Angeleau A. Scott1, Ben R. Cadwell1, Yang Yang1, & Andrew C. Fry1

1Jayhawk Athletic Performance Laboratory – Wu Tsai Human Performance Alliance, Department of Health, Sport and Exercise Science, University of Kansas, Lawrence, Kansas

Batting practice is a fundamental aspect of player preparation for the game of baseball. The quality of the balls used are thought to be important for quality practice, but there is a lack of scientific data examining the effect of different baseball types (old vs. new) on ball velocity. PURPOSE: The purpose of the present study was to examine the effect of using old vs. new baseballs on ball velocity. METHODS: Two types of baseballs (i.e., old [³ 5 yrs.] and new [i.e., never used]) were fed through a 3-wheel pitching machine set at 75 mph (33.5 m·s-1), and into a strike zone net placed directly over home plate.

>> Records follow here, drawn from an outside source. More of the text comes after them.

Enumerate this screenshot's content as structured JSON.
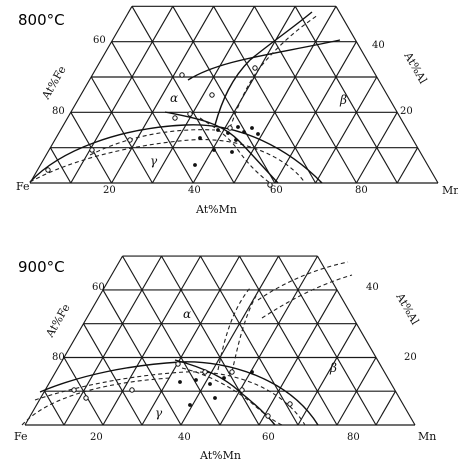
{
  "diagrams": [
    {
      "temperature": "800°C",
      "left_axis_label": "At%Fe",
      "right_axis_label": "At%Al",
      "bottom_axis_label": "At%Mn",
      "corner_left": "Fe",
      "corner_right": "Mn",
      "bottom_ticks": [
        "20",
        "40",
        "60",
        "80"
      ],
      "left_ticks": [
        "80",
        "60"
      ],
      "right_ticks": [
        "20",
        "40"
      ],
      "phases": [
        "α",
        "β",
        "γ"
      ]
    },
    {
      "temperature": "900°C",
      "left_axis_label": "At%Fe",
      "right_axis_label": "At%Al",
      "bottom_axis_label": "At%Mn",
      "corner_left": "Fe",
      "corner_right": "Mn",
      "bottom_ticks": [
        "20",
        "40",
        "60",
        "80"
      ],
      "left_ticks": [
        "80",
        "60"
      ],
      "right_ticks": [
        "20",
        "40"
      ],
      "phases": [
        "α",
        "β",
        "γ"
      ]
    }
  ]
}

A total of 30 pitches were recorded for each ball type. The distance between the net and the pitching machine was 50 ft, 6 in (15.4 m). A radar-based ball tracking system was used to determine ball velocity. An independent t-test (p<.05) was used to determine significant differences in ball velocity between the old and new balls. Coefficiants of variability (CV%) were calculated for each ball type. RESULTS: No statistically significant ball velocity differences were found between old and new baseballs (mph; mean±SD; old = 78.9±1.0 mph [35.3±0.5 m·s-1], CV% = 1.3%; new = 78.7±0.3 mph [35.2±0.1 m·s-1], CV% = 0.4%). CONCLUSIONS: The findings of the present study reveal that there are no significant differences in ball velocity between the two different ball types when fed through a 3-wheel pitching machine at 75 mph, although the old balls exhibited greater velocity variability based on the larger CV%. Further research is warranted on the differences between different pitch types and different pitch velocities. Also, the role of actual pitchers who pitch from different arm slots and in different environments is worth examining since these data were collected in a controlled laboratory setting via a pitching machine. These findings may allow coaches to understand which types of balls they would want to use when using them in machines for batting practices.